Monday, September 10, 2012
Clubhouse Favorites, Vol. 5: Willie Mays, 1961 Topps (#150)
I was either seven or eight years old when I officially became the keeper of my dad's childhood baseball card collection. Or at least what remained of it. Years of flipping them (literally) or losing them in a game of marbles or putting them in bike spokes whittled down the volume of cards in his stockpile. At least that's what he tells me.
And, naturally, Grandpa or Grammy K had something to do with the loss of cards, too. Many were either given away or shown the garbage bin after my dad went to college. The last discussion we had about the card collection, which was quite some time ago, Grandpa K absolutely refuted my father's claim that at least one shoe box of cards was gifted to a family friend. Just for fun, maybe I'll stoke up the conversation at the next family function. Hey, it's all love!
As for Willie Mays, he's a name -- along with Babe Ruth, Mickey Mantle and Hank Aaron -- that any boy who grows up loving baseball intuitively knows and understands. At least in my life and upbringing, those guys are/were the Mt. Rushmore of baseball players.

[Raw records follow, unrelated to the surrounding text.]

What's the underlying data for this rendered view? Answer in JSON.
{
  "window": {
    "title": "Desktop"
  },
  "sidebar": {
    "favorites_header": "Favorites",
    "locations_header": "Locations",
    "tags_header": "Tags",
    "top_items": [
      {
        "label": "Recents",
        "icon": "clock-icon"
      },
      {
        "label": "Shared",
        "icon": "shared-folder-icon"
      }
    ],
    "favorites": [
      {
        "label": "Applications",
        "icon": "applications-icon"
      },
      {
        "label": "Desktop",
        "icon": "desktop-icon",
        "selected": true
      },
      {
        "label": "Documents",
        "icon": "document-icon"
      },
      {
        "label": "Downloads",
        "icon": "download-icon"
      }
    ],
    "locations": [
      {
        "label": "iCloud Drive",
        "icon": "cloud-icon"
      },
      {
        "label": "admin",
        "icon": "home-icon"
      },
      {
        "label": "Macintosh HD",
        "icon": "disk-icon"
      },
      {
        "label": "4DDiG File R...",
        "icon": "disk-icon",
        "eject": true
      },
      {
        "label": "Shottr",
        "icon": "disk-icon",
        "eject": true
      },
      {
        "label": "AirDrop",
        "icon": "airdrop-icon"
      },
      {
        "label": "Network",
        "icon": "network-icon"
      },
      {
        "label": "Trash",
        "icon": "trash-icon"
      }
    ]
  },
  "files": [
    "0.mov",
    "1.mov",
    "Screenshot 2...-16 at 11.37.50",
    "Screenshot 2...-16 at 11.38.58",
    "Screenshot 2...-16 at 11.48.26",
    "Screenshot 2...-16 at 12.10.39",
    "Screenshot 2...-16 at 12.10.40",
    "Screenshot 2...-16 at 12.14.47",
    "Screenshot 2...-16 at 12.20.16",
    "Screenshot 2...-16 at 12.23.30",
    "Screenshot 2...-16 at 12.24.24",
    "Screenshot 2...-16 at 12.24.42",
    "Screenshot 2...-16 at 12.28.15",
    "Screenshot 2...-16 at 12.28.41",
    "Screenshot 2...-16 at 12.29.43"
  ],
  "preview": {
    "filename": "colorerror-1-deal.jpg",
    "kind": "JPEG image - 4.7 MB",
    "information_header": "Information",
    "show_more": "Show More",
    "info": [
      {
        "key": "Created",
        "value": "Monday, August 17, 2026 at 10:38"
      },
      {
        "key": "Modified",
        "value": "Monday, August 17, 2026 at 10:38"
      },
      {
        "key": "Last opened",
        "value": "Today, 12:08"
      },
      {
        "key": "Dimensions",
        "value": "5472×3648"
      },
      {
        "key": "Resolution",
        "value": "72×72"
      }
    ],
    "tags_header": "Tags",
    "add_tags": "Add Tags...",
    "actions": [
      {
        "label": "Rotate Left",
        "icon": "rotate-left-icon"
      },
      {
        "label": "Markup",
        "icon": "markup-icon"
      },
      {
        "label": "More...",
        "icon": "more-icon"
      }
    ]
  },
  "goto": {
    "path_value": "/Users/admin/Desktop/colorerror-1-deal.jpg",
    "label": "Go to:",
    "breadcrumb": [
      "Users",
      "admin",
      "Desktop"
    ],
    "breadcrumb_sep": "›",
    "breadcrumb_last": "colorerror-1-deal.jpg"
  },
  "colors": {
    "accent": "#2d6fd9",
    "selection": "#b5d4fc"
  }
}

So, to have a card of Willie Mays present in my dad's collection was akin to finding gold in your backyard. And, to boot, it's in pretty fantastic condition...unlike some of the others he was able to retain. (Remember those marbles games and flipping contests? They take their toll, y'know!)
Thankfully, eight-year-old Me did a unbelievably solid job of keeping all dad's cards in the status quo condition. I mean, I look back at my 1987 and '88 Topps cards and some of them look like they have been used to scrub the bathtub. So, the fact that I didn't harm the vintage cards any worse is pretty impressive.
I always tell myself that if I ever submit a card to Beckett or PSA for grading, this is gonna be the one. But, I can't see that happening any time soon.
What I've Learned from the Back of this Card: Mays sacrificed nearly two seasons of his early major league career for his country. He played just 34 games in 1952 and missed the entire '53 campaign due to military service during the Korean War. He returned for the '54 season and produced a monster season, batting .345 with 41 homers and 110 RBIs. He was named MVP of the National League and, yes, the Giants won the World Series.